Coast Guard medevacs three mariners from ship hit by rogue wave

A U.S. Coast Guard helicopter approaches the chemical tanker Bum Chin off the Aleutian Islands before airlifting three members of the ship’s crew who were injured by a rogue wave. The men were later transferred to a fixed-wing aircraft, which took them to Anchorage, Alaska, where they received hospital treatment. The combined medevac operation covered more than 1,800 miles. (Courtesy U.S. Coast Guard)

Three crewmen were seriously injured when a rogue wave battered a chemical tanker off Alaska’s Aleutian Islands. U.S. Coast Guard pilots flew more than 1,800 miles to rescue and deliver them to an Anchorage hospital.

The 478-foot Bum Chin was already struggling through 45-knot gusts and 25-foot waves when an even larger wave pounded the main deck, the master reported. The Coast Guard said the Chinese-flagged ship was 750 nautical miles from Adak Island when the injuries occurred Dec. 27, 2008.

“The vessel took a rogue wave that swept the three crewmembers from the decks into the superstructure and railing,” the Coast Guard said in a statement. “The chief officer sustained head injuries, an able seaman sustained a compound fracture of his left leg (and) wounds to his forehead and left hand, and the fifth engineer sustained injuries to his left leg, lower back and his left chest.”

Bum Chin’s operator, Fleet Management Ltd., declined to comment on the size of the rogue wave. Because the ship’s main deck is 43 feet high, the wave likely was at least that high.

Bum Chin was sailing from Ulsan, South Korea, to San Francisco when it encountered the rough seas. The Coast Guard in Honolulu initially took the distress call from Bum Chin’s master at 1615 Dec. 27. The case was forwarded to Alaska-based rescuers.

The Coast Guard in Kodiak deployed an MH-60 Jayhawk helicopter and HC-130 Hercules airplane on the morning of Dec. 28. After fueling and crew-change breaks in Cold Bay and Dutch Harbor, the aircraft reached Adak Island, the final refueling stop. The Coast Guard had instructed Bum Chin to sail north toward Adak Island, said Paul Webb, a search and rescue specialist at Juneau. Rescue coordinators had hoped that the ship would come to within 80 miles of Adak to rendezvous with the aircraft. Instead, it was still 192 miles offshore when the helicopter arrived at 1158 on Dec. 29.
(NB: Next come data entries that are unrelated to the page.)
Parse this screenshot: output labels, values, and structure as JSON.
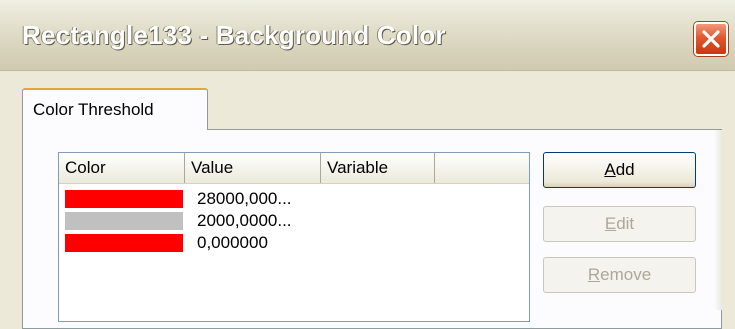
{
  "window": {
    "title": "Rectangle133 - Background Color"
  },
  "tabs": [
    {
      "label": "Color Threshold",
      "active": true
    }
  ],
  "list": {
    "columns": [
      "Color",
      "Value",
      "Variable",
      ""
    ],
    "rows": [
      {
        "color": "#ff0000",
        "value": "28000,000..."
      },
      {
        "color": "#c0c0c0",
        "value": "2000,0000..."
      },
      {
        "color": "#ff0000",
        "value": "0,000000"
      }
    ]
  },
  "buttons": {
    "add": {
      "mnemonic": "A",
      "rest": "dd",
      "enabled": true
    },
    "edit": {
      "mnemonic": "E",
      "rest": "dit",
      "enabled": false
    },
    "remove": {
      "mnemonic": "R",
      "rest": "emove",
      "enabled": false
    }
  },
  "colors": {
    "close_button": "#e4572e",
    "tab_highlight": "#e6a43c"
  }
}
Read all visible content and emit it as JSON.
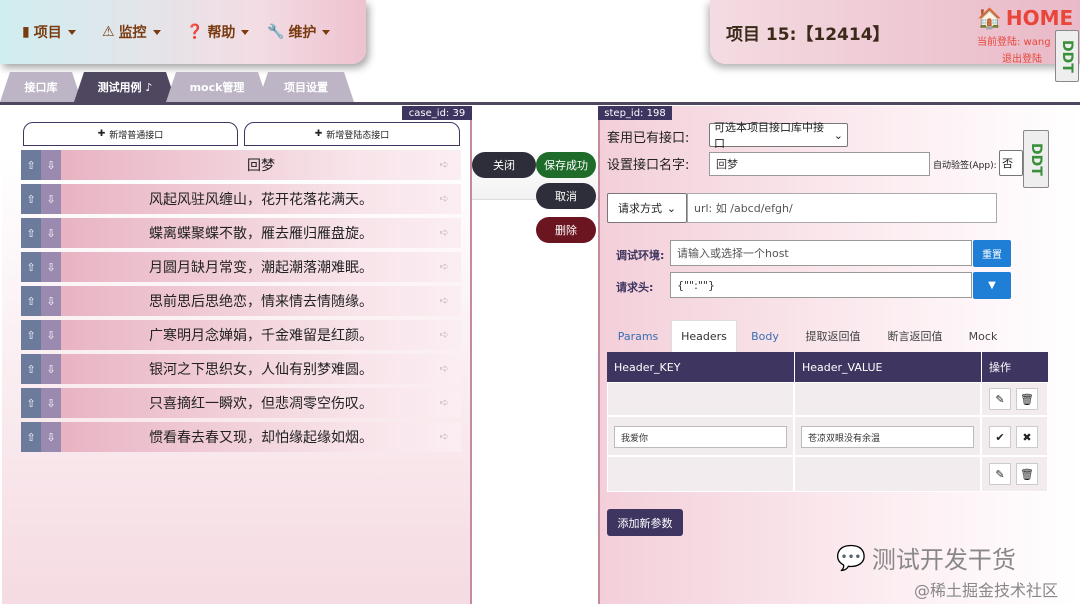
{
  "nav": {
    "items": [
      {
        "label": "项目",
        "icon": "book-icon"
      },
      {
        "label": "监控",
        "icon": "warning-icon"
      },
      {
        "label": "帮助",
        "icon": "question-icon"
      },
      {
        "label": "维护",
        "icon": "wrench-icon"
      }
    ]
  },
  "project": {
    "title": "项目 15:【12414】",
    "home_label": "HOME",
    "current_user": "当前登陆: wang",
    "logout": "退出登陆",
    "badge": "DDT"
  },
  "tabs": [
    {
      "label": "接口库",
      "active": false
    },
    {
      "label": "测试用例 ♪",
      "active": true
    },
    {
      "label": "mock管理",
      "active": false
    },
    {
      "label": "项目设置",
      "active": false
    }
  ],
  "left": {
    "case_id": "case_id: 39",
    "add_normal": "新增普通接口",
    "add_login": "新增登陆态接口",
    "steps": [
      "回梦",
      "风起风驻风缠山，花开花落花满天。",
      "蝶离蝶聚蝶不散，雁去雁归雁盘旋。",
      "月圆月缺月常变，潮起潮落潮难眠。",
      "思前思后思绝恋，情来情去情随缘。",
      "广寒明月念婵娟，千金难留是红颜。",
      "银河之下思织女，人仙有别梦难圆。",
      "只喜摘红一瞬欢，但悲凋零空伤叹。",
      "惯看春去春又现，却怕缘起缘如烟。"
    ]
  },
  "mid": {
    "close": "关闭",
    "save_ok": "保存成功",
    "cancel": "取消",
    "delete": "删除"
  },
  "right": {
    "step_id": "step_id: 198",
    "use_existing_label": "套用已有接口:",
    "use_existing_value": "可选本项目接口库中接口",
    "name_label": "设置接口名字:",
    "name_value": "回梦",
    "auto_verify_label": "自动验签(App):",
    "auto_verify_value": "否",
    "method_value": "请求方式",
    "url_placeholder": "url: 如 /abcd/efgh/",
    "env_label": "调试环境:",
    "env_placeholder": "请输入或选择一个host",
    "reset": "重置",
    "header_label": "请求头:",
    "header_value": "{\"\":\"\"}",
    "subtabs": [
      "Params",
      "Headers",
      "Body",
      "提取返回值",
      "断言返回值",
      "Mock"
    ],
    "table": {
      "headers": [
        "Header_KEY",
        "Header_VALUE",
        "操作"
      ],
      "rows": [
        {
          "key": "",
          "value": "",
          "editing": false
        },
        {
          "key": "我爱你",
          "value": "苍凉双眼没有余温",
          "editing": true
        },
        {
          "key": "",
          "value": "",
          "editing": false
        }
      ]
    },
    "add_param": "添加新参数"
  },
  "watermark": {
    "line1": "测试开发干货",
    "line2": "@稀土掘金技术社区"
  }
}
Lt. Cmdr. Scott Jackson, one of the pilots, said the round-trip flight in the 55-mph sustained winds came close to maxing out the helicopter’s fuel supply.

“Due to the sea state and weather conditions, the ship did not close the distance, so we ended up making the rescue almost 200 miles off Adak,” Jackson said. “The ship was fighting through the waves. It was rolling, leaning, doing it all, moving significantly. They were taking waves over their port bow but not midships.” The rescuers asked Bum Chin to heave to, pointing the bow into the 25-foot seas to reduce the difficulty of lowering the hoist and rescue swimmer.

“That kind of took the roll dynamic out of it,” Jackson said. The 45-foot wind gusts “made it much more difficult for the hoist and to maneuver the aircraft to keep it safe from the superstructure, because the heavy seas were moving the vessel around like it was matchwood.”
Worried about their fuel supply, the five-person helicopter crew wasted little time in lowering the rescue swimmer, who asked the ship’s crew to grasp onto a trail line to prevent the hoist from blowing around, Jackson said. One at a time, they lifted each injured man. The able seaman was able to sit in the basket for the ascent. The chief officer and fifth engineer needed to be lifted in the litter. After the rescue swimmer returned to the chopper, it flew back to Adak. The patients were transferred to the HC-130 plane, which flew them to Elmendorf Air Force Base in Anchorage, where at 2015 an ambulance took the injured men to a hospital.

All three men recovered from their injuries. Webb said Bum Chin was the Coast Guard’s fourth long-distance medevac in the Aleutians during the first three months of the fiscal year that runs October to September — the same total for the entire previous fiscal year.